Je n'ai pas encore eu la chance de visiter Haïti après le séisme. Je me fie donc aux témoignages de collègues ingénieurs civils, de chercheurs qui ont visité les lieux et qui ont collaboré à la rédaction de rapports techniques sur les dégâts causés par le séisme. Il faut noter que la liquéfaction est peu documentée et pas toujours convenablement expliquée. De plus, il y aurait des témoignages de gens (non spécialistes) qui étaient sur les lieux, par exemple, le phénomène de geyser (liquéfaction) à Léogane mentionné dans les nouvelles à la télé selon ce que m'avait rapporté un collège géotechnicien comme moi qui ne connaît Haïti que par des amis et les médias. Ces témoignages de profanes ont circulé sur le Web dans les jours qui ont suivi le séisme, mais nous n'avons pas pu les repérer sur la toile quelque six mois plus tard. Aussi, nous demandons au lecteur qui disposerait de photos prises au cours du séisme dans la zone côtière située entre la baie de Port-au-Prince et Petit-Goâve, incluant donc Martissant, la zone dite des Rails, Côte-Plage, Arcachon, Carrefour, Mariani, Gressier, Léogâne, Fauché, Grand-Goâve, etc, de bien vouloir communiquer ces images (photos numériques) au Coin de Pierre (jfjpm_2@yahoo.fr).
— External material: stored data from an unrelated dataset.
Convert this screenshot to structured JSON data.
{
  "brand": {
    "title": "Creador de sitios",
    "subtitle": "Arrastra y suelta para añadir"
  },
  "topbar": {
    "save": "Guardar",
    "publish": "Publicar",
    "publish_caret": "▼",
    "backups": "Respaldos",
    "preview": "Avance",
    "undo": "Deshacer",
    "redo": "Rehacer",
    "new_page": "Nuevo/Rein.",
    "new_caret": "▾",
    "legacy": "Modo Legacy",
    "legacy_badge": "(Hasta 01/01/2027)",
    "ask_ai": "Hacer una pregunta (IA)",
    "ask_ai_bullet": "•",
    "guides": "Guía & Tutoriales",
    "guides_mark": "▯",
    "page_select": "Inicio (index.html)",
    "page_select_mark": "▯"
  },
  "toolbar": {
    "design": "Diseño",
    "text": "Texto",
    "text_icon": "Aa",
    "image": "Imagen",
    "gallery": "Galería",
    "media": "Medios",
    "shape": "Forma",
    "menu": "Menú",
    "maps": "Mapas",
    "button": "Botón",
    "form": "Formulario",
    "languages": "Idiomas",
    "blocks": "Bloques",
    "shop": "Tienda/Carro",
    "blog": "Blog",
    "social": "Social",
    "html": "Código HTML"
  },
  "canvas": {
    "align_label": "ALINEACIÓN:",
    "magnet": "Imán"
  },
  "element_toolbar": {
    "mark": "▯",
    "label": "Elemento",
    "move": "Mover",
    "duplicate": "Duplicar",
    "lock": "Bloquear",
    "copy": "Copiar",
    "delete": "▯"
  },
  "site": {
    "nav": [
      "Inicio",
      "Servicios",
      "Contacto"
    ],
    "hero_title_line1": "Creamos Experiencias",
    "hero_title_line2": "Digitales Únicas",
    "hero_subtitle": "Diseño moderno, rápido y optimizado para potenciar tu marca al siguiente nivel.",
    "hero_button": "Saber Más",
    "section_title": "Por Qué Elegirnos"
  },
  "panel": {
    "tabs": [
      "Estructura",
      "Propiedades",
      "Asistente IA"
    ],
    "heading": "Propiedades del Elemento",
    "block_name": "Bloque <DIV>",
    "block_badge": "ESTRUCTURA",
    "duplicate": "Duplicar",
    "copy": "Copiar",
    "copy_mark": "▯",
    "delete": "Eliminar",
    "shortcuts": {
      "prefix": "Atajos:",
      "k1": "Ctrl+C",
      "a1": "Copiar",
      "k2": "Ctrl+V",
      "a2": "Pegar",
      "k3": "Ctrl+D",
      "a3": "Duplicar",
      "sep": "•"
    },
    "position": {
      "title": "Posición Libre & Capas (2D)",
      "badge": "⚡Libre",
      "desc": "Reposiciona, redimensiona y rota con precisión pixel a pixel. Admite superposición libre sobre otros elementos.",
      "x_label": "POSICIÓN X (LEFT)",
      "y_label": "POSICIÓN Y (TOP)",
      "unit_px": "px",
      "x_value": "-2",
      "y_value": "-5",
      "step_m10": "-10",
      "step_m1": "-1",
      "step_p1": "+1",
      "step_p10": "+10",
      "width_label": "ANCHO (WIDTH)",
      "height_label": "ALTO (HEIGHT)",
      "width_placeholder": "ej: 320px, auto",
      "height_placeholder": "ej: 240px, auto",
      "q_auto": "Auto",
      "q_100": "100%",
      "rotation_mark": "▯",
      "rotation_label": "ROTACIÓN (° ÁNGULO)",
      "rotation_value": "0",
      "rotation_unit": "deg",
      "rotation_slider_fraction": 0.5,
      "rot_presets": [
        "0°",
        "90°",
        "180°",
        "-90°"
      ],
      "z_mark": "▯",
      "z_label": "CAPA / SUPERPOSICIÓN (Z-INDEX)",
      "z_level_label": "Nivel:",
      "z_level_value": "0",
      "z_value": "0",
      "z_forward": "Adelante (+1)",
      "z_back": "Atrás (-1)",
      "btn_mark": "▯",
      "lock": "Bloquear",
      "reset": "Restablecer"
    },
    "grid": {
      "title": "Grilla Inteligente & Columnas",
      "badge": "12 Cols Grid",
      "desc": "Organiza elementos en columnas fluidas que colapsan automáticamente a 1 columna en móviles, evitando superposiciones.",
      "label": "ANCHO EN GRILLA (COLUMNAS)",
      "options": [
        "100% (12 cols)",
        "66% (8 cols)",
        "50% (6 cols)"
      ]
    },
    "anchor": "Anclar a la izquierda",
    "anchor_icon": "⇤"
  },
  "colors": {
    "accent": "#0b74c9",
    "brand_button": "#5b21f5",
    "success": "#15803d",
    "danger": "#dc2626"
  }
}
Dans le rapport: Analysis of Multiple Natural Hazards in Haiti, j'ai tiré les deux passages qui suivent:
«Liquefaction is sometimes also accompanied by deformation, and even by fracturing of upper soil layers, causing their displacement and lateral spread toward surrounding land depressions. Lastly, the soil’s loss of shear resistance also leads to a loss of its load-bearing capacity; buildings and other structures can therefore either sink, with differential settlements, or float owing to the buoyancy effect.»
«Liquefaction is significant particularly in river basins, alluvial depressions such as the Cul-de-Sac Plain, the deltas of the Froide river (Carrefour) and Momance river (Léogane), where the groundwater aquifer is close to the surface. Numerous examples of this type of effect were observed in the aftermath of the earthquake of January 12, 2010, particularly around port facilities in Port-au-Prince and fuel tanks at the Carrefour power plant, where damage was considerable.»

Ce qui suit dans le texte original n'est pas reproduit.